After shutting down last week in the face of the renewed Israeli bombardment of Beirut, the Lebanese American University will begin offering some limited services to its students and staff members tomorrow, but the university’s two campuses will remain largely closed.

The partial reopening seeks to balance the need to provide those services with a desire to keep workers out of harm’s way, according to a notice on the university’s Web site. The campuses in Beirut and Byblos closed last Friday.

Meanwhile, the American University of Beirut has decided to reopen its medical school at the end of the month. Classes will begin on August 28, whether or not the security situation improves, said William L. Hoffman, the university’s representative in Washington. He noted that the medical school and accompanying hospital remained open through the worst of the Lebanese Civil War, in the 1970s and 1980s, and that most of the medical students are Lebanese, and so could make it to the campus.

But the hospital has only 10 days of fuel left, according to an article in today’s New York Times.

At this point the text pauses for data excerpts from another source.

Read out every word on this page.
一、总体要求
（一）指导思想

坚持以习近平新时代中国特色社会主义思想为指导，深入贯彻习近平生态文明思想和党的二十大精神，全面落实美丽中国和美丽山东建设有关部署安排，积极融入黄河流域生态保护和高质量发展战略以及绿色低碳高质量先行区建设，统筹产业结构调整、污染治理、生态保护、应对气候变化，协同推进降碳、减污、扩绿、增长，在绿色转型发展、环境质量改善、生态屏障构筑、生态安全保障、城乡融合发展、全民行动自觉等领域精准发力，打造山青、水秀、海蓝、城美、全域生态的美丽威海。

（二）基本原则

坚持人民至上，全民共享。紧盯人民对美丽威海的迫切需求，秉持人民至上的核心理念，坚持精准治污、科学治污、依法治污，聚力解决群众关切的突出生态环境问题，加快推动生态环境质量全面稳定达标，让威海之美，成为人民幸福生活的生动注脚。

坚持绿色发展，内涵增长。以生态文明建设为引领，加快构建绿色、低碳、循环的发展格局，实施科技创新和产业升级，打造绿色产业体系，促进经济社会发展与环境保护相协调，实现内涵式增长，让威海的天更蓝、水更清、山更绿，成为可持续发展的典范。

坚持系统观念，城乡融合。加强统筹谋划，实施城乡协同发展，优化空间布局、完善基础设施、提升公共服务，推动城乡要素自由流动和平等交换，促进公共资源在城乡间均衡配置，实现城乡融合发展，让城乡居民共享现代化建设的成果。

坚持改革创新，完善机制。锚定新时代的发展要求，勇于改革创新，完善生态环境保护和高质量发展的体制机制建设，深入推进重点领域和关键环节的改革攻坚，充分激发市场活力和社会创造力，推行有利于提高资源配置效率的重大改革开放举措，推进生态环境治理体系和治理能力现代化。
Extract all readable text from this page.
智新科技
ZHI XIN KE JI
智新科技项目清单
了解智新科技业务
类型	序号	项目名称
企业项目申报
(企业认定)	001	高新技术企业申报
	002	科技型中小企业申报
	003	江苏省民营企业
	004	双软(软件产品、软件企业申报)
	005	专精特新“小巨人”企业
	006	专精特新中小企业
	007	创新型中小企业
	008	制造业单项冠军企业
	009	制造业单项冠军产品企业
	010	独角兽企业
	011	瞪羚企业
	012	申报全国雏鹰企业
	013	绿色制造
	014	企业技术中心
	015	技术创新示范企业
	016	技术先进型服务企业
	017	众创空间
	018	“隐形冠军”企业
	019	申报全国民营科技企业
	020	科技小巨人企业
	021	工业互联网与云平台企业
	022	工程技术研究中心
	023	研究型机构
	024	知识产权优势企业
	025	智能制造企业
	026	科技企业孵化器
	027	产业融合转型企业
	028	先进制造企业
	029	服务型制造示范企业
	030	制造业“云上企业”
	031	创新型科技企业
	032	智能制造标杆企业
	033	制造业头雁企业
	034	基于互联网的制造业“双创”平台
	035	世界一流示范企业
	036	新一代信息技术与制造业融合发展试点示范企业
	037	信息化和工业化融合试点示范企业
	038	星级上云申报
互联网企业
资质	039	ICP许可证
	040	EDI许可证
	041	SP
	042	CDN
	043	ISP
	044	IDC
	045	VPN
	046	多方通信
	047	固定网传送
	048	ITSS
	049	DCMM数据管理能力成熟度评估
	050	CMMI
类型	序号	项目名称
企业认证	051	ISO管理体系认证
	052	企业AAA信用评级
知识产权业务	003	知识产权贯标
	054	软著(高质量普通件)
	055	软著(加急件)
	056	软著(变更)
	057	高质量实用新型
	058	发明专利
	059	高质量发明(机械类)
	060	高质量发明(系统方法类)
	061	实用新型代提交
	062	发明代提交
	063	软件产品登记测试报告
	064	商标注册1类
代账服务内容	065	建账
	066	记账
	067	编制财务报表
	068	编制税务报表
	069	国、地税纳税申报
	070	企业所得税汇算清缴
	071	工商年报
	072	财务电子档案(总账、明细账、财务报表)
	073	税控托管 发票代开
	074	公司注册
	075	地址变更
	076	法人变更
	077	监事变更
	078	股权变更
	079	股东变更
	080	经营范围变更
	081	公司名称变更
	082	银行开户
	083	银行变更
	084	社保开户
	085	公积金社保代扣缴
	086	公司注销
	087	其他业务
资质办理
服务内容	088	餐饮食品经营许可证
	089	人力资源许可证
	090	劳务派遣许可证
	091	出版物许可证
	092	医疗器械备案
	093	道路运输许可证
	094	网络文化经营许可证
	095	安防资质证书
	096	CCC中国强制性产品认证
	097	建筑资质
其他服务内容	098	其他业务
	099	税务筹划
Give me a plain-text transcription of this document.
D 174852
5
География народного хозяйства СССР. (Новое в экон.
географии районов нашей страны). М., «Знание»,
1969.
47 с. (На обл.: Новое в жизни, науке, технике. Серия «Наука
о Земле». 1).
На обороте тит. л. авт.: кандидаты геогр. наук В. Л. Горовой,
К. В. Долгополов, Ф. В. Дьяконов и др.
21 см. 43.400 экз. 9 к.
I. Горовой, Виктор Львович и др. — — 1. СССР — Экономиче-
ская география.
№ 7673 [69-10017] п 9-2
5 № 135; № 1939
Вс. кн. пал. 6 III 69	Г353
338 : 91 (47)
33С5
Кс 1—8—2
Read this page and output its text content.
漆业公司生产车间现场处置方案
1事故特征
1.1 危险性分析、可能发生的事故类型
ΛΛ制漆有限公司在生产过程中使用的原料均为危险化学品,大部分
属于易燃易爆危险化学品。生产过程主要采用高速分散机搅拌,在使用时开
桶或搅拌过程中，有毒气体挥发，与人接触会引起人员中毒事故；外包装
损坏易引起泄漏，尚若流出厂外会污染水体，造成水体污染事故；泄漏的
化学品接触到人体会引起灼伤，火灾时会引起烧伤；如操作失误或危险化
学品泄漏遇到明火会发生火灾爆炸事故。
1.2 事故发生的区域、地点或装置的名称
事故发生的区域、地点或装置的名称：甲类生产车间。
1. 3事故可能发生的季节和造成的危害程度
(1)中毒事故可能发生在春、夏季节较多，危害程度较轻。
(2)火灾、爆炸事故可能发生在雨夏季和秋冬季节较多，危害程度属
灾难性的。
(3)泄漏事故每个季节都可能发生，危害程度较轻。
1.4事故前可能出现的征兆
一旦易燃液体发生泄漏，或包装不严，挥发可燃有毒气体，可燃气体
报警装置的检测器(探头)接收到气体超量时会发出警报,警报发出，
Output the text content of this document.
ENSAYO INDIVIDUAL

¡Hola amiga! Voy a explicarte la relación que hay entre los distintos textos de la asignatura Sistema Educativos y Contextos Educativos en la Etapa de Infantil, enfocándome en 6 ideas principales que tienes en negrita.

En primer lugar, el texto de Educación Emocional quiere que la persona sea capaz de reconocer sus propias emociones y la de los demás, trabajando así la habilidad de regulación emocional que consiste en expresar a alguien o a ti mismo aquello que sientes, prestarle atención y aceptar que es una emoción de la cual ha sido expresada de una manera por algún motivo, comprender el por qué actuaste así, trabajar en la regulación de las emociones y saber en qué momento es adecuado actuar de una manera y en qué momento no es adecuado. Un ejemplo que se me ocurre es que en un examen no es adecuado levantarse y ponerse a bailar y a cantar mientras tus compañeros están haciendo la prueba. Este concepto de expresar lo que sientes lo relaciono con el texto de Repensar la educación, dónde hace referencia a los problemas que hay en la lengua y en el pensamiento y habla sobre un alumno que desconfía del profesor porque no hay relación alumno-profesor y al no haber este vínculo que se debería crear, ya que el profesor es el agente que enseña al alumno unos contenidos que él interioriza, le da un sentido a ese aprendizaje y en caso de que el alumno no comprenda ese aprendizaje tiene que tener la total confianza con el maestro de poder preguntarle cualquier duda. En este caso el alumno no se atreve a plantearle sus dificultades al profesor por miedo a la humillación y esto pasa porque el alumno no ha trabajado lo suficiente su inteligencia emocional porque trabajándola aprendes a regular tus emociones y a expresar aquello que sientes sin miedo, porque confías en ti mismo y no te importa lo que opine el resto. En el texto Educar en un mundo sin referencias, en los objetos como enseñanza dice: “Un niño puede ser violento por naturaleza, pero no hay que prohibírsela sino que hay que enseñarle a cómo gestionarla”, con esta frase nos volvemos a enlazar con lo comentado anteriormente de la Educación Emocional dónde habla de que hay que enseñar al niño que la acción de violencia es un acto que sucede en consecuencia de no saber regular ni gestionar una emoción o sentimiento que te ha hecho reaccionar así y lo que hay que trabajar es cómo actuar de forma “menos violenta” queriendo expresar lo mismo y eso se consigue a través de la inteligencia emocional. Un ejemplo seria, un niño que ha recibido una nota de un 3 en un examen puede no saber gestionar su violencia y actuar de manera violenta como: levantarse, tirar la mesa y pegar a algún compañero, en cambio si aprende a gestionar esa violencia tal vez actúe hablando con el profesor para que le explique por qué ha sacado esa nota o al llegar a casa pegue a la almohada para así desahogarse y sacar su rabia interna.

Nadim Cortas, dean of the faculty of medicine and vice president for medical affairs, told the Times that the hospital faced a “doomsday scenario.” Fuel rationing, including shutting off the air conditioning, could stretch out emergency reserves, which are to be used when Lebanon’s main power plants run out of fuel, according to an article in today’s Newsday. Fuel tankers are still refusing to make deliveries to the war zone (The Chronicle, August 3).